La semaine dernière, le taux d’inflation plus élevé que prévu aux États-Unis a confirmé que le processus de désinflation est dans une phase moins linéaire depuis le plancher provisoire de la série (juin 2023). Pour la Fed, c’est une bonne raison de ne pas se précipiter sur la voie de l’assouplissement. Cependant, plusieurs pays d’Europe centrale se trouvent dans une autre phase. En République tchèque et en Hongrie dans une moindre mesure, le processus de désinflation est récemment allé (beaucoup) plus vite que prévu. En principe, ce serait le feu vert pour cesser d’appuyer sur le frein monétaire. Mais un facteur de complication empêche ces banques centrales de récolter les fruits de leurs efforts pour contenir l’inflation: la devise.
La République tchèque en est le meilleur exemple. La revalorisation traditionnelle en début d’année est restée limitée, à 1,5% en glissement mensuel. De ce fait, l’inflation en glissement annuel est tombée de 6,9% en décembre à 2,3%. Au-delà de la tendance générale, le tableau est plus nuancé (l’inflation de base reste plus élevée). Mais concrètement, les prix ont été stabilisés. L’inflation devrait rester proche de 2% pour le restant de 2024. Dans ce cas, un taux directeur à 6,25% est élevé; le taux directeur réel (± 4%) est très restrictif, surtout vu la faiblesse de la conjoncture. Dans ce contexte, il serait logique que la CNB accélère le rythme des abaissements de 25 à 50 points de base en début de mois. Un membre du conseil a même déjà voté pour un pas de 75 points de base. Mais pour un petit pays, il n’est pas forcément bon d’être en avance dans le cycle monétaire… En principe, le taux d’intérêt réel toujours élevé serait plus que suffisant pour consolider la devise; or le marché anticipe.
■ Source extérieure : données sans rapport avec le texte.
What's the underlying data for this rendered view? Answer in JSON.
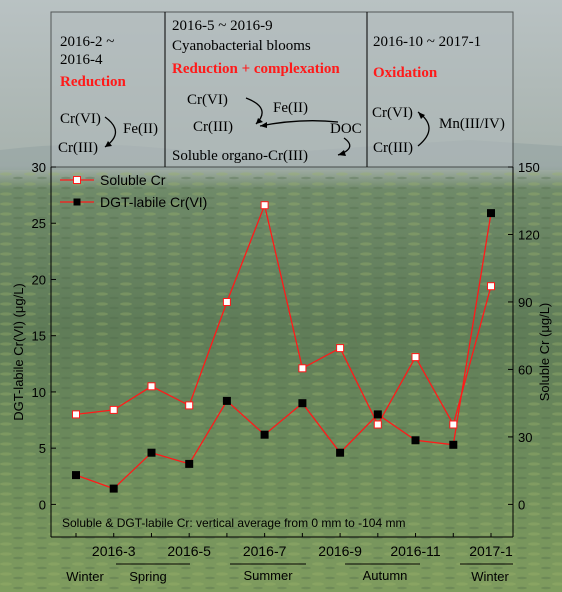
{
  "panels": [
    {
      "period": "2016-2 ~\n2016-4",
      "process": "Reduction",
      "labels": [
        "Cr(VI)",
        "Cr(III)",
        "Fe(II)"
      ]
    },
    {
      "period": "2016-5 ~ 2016-9",
      "subtitle": "Cyanobacterial blooms",
      "process": "Reduction + complexation",
      "labels": [
        "Cr(VI)",
        "Fe(II)",
        "Cr(III)",
        "DOC",
        "Soluble organo-Cr(III)"
      ]
    },
    {
      "period": "2016-10 ~ 2017-1",
      "process": "Oxidation",
      "labels": [
        "Cr(VI)",
        "Mn(III/IV)",
        "Cr(III)"
      ]
    }
  ],
  "note": "Soluble & DGT-labile Cr: vertical average from 0 mm to -104 mm",
  "seasons": [
    "Winter",
    "Spring",
    "Summer",
    "Autumn",
    "Winter"
  ],
  "colors": {
    "red": "#ff1a1a",
    "black": "#000000",
    "water": "#5d7a5b",
    "sky": "#b6bec0",
    "bloom": "#8fa65a"
  },
  "chart_data": {
    "type": "line",
    "x": [
      "2016-2",
      "2016-3",
      "2016-4",
      "2016-5",
      "2016-6",
      "2016-7",
      "2016-8",
      "2016-9",
      "2016-10",
      "2016-11",
      "2016-12",
      "2017-1"
    ],
    "x_tick_labels": [
      "2016-3",
      "2016-5",
      "2016-7",
      "2016-9",
      "2016-11",
      "2017-1"
    ],
    "ylabel_left": "DGT-labile Cr(VI) (μg/L)",
    "ylabel_right": "Soluble Cr (μg/L)",
    "ylim_left": [
      -2.9,
      30
    ],
    "ylim_right": [
      -14.5,
      150
    ],
    "yticks_left": [
      0,
      5,
      10,
      15,
      20,
      25,
      30
    ],
    "yticks_right": [
      0,
      30,
      60,
      90,
      120,
      150
    ],
    "legend_position": "top-left",
    "series": [
      {
        "name": "Soluble Cr",
        "axis": "right",
        "marker": "open-square",
        "color": "#ff1a1a",
        "values": [
          40,
          42,
          52.5,
          44,
          90,
          133,
          60.5,
          69.5,
          35.5,
          65.5,
          35.5,
          97
        ]
      },
      {
        "name": "DGT-labile Cr(VI)",
        "axis": "left",
        "marker": "filled-square",
        "color": "#ff1a1a",
        "values": [
          2.6,
          1.4,
          4.6,
          3.6,
          9.2,
          6.2,
          9.0,
          4.6,
          8.0,
          5.7,
          5.3,
          25.9
        ]
      }
    ]
  }
}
Depuis un moment déjà, la perspective de taux nominaux (et réels) plus faibles met la couronne sous pression. Après un sommet pluriannuel proche de 23,20 EUR/CZK en avril dernier, la situation de la devise s’est détériorée malgré l’approche orthodoxe de la CNB. La dernière décision de politique et la baisse du taux d’inflation n’ont fait qu’accélérer cette dynamique. Le cours EUR/CZK s’approche de 25,40, en perte de 3% depuis le début de l’année.
La CNB en tire ses conclusions. La faiblesse de la couronne menace d’annihiler une partie des efforts anti-inflation. Récemment, le président Michl et ses collègues ont indiqué que ce facteur gagnait en importance dans le processus de décision. Il en faudra beaucoup pour passer à des abaissements de 75 pb. Ces derniers jours, certains signes indiquent que le message est en train de passer, mais les perspectives restent fragiles. D’un point de vue économique/monétaire, il semble injuste que la couronne soit ainsi punie. Mais cela illustre une nouvelle fois que le sort des petites devises dépend souvent tout autant des conditions monétaires générales que de la politique locale (qu’elle soit bonne ou moins bonne). Pour une reprise soutenue de devises plus petites comme la couronne (et bien d’autres), il faudra probablement attendre qu’il n’y ait plus de doute que la Fed va cesser d’appuyer sur la pédale de frein… Ce qui sera plutôt pour le deuxième semestre.